Artists promoting peace through murals

An example of murals being locally specific to the problems in an area is a mural project discussion called “Promoting Peace” by The Arts Empowerment Movement in 2016. The project goal was to address concerns in the community between the youth and police officers so the project members were with “at-risk” children and members of the Charlotte-Mecklenburg Police Department.  The purpose was for the police officers and youth to come together for healing and to rebuild trust. They learned that they all shared the same feelings about the sadness in their community. The founder of The Arts Empowerment Project, Natalie Frazier Allen, stated, “Rebuilding of trust, promoting peace and justice and finding healing in the community can be very complex and very challenging. However, through the universal language of art, officers and students are better able to express their feelings and be heard and understood” (Tyron street news racks to display the arts empowerment project’s “promoting peace” mural , 2017, para 6).

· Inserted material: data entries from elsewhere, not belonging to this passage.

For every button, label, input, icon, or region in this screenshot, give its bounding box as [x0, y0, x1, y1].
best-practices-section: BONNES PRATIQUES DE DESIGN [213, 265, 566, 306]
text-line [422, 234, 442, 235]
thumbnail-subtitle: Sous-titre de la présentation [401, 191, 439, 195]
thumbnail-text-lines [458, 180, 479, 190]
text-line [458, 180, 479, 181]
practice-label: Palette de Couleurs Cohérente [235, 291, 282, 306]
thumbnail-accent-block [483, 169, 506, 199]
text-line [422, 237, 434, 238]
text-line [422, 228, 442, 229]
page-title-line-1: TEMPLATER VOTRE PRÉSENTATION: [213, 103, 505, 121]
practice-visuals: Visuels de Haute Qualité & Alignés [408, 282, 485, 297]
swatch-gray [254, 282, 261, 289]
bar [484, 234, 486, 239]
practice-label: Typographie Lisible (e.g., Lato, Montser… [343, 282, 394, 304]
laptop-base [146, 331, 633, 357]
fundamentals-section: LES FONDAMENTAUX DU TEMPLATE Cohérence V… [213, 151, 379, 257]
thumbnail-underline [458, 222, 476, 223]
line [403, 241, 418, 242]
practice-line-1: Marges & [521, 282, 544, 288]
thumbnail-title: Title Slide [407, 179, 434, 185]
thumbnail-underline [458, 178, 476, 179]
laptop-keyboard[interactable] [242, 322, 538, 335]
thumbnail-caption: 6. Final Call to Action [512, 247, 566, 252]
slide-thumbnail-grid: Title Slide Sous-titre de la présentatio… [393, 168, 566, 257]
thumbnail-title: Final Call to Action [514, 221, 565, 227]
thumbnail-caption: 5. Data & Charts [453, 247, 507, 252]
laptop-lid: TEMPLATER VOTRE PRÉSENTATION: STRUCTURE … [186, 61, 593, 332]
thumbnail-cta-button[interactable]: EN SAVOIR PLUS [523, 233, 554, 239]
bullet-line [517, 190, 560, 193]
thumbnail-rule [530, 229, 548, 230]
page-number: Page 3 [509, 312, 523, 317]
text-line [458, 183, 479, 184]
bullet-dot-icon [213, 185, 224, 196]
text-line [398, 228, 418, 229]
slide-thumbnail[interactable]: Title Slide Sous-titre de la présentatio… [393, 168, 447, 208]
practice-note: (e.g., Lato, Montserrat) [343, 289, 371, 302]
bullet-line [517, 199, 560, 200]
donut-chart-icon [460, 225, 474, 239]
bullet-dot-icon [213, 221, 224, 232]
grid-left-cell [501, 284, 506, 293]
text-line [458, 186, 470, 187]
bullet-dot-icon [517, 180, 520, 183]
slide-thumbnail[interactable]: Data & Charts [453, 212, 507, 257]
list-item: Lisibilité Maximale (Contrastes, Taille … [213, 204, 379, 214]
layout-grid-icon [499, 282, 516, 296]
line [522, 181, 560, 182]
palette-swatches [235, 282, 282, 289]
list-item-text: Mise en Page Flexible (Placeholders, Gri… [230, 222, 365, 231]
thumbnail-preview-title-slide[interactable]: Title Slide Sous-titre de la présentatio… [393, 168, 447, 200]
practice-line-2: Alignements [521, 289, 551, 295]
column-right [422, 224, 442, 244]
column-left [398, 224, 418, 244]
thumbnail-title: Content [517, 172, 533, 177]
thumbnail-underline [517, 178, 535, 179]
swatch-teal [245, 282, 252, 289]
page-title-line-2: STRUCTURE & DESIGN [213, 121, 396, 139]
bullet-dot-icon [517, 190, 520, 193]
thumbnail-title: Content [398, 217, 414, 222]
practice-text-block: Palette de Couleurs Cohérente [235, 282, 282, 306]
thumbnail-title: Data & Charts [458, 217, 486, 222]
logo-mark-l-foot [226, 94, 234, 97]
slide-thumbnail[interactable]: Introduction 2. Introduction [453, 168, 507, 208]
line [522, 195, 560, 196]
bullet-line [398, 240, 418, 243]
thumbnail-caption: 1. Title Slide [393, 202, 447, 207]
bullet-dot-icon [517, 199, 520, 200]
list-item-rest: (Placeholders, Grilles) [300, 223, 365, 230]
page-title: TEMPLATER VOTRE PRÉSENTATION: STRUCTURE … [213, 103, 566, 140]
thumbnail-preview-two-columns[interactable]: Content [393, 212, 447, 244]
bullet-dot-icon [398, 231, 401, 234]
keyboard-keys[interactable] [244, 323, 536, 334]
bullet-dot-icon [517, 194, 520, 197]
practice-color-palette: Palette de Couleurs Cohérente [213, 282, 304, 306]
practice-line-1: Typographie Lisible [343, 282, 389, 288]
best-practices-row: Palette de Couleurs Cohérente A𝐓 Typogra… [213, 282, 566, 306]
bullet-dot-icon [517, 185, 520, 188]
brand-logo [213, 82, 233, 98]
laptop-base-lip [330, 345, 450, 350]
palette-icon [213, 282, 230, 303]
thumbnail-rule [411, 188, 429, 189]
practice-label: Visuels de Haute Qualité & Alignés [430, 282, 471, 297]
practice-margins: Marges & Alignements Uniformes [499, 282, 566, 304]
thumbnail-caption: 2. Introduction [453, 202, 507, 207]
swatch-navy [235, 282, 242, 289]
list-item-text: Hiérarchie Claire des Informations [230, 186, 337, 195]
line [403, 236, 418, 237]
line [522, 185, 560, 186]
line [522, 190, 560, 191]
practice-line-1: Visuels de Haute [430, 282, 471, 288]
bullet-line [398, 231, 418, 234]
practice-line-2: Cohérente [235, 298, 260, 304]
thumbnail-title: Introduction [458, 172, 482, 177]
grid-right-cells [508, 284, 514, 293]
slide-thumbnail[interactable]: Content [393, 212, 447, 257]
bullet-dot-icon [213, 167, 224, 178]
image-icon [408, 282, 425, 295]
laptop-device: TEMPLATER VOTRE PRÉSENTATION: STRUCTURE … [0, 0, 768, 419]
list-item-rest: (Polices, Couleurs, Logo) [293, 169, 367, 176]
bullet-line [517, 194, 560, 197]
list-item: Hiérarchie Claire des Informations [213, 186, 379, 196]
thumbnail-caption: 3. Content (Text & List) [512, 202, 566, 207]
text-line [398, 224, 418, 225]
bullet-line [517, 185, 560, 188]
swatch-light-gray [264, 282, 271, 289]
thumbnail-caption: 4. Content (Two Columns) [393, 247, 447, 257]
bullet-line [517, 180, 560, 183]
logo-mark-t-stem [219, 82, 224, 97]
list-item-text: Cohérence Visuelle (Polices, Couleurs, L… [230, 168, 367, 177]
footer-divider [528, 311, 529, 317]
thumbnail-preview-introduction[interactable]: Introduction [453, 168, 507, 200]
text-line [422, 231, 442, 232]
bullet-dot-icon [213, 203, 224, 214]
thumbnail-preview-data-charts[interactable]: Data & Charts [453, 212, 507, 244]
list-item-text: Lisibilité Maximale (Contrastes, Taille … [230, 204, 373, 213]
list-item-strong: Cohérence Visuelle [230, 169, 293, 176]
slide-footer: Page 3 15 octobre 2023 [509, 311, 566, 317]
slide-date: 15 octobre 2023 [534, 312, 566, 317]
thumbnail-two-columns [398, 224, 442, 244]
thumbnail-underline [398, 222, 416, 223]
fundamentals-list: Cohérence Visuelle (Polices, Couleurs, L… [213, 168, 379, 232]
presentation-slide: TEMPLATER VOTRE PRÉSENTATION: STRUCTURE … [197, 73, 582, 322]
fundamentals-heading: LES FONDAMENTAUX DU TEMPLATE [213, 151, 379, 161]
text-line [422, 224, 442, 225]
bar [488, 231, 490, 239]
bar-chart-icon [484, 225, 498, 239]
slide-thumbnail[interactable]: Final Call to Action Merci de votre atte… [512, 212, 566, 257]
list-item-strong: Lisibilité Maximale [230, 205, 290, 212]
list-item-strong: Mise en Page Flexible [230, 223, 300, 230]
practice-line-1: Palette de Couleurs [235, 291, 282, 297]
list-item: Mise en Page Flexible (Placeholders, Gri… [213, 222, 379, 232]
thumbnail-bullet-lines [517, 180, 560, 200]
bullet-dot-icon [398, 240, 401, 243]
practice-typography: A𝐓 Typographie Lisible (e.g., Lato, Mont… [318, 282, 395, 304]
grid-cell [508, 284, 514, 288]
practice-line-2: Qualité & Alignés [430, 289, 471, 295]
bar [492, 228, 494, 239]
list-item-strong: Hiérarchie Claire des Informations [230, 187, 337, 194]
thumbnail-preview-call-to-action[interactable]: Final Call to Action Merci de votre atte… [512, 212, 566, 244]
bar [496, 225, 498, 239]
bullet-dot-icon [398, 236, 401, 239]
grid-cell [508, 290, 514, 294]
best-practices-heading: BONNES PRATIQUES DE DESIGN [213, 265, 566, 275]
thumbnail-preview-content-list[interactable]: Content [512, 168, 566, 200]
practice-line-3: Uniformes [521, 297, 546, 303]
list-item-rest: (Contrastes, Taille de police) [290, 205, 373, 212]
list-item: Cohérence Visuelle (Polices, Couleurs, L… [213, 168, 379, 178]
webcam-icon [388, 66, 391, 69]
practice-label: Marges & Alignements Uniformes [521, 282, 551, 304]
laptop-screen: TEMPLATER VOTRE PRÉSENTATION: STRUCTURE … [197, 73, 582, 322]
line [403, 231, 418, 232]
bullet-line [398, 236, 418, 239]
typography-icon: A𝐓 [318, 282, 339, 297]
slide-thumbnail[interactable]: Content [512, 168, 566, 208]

Reflection and Inspiration

I found it very informative to learn more about Picasso through researching his mural painting and the symbolism used from colors to images that depict the horrors suffered. It is amazing how a work of art could help end a war and that it continues to inspire people to this day that create their own peace murals to promote peace. Through art, such as peace murals created around the world, change really does happen. We continue to see it through the continued peace mural project exchanges with Kids’ Guernica on a global scale and through organizations such as The Arts Empowerment Project to address local issues within communities. I look forward to working with my students to promote peace and create our own peace mural that we can share locally. My idea is that in the future I can have each student create their own sections of a mural on canvas like the first mural project was done in Tallahassee, FL that we would then sew together to measure the same as Picasso's Guernica mural size. Thinking locally, a recent shooting took place where I live at a local yoga studio. It really shook up our community and it has been weighing heavily on my mind. After researching more about peace murals, I would love to gather students together to create a mural for the owners of the studio to help bring a sense of peace and healing to our community.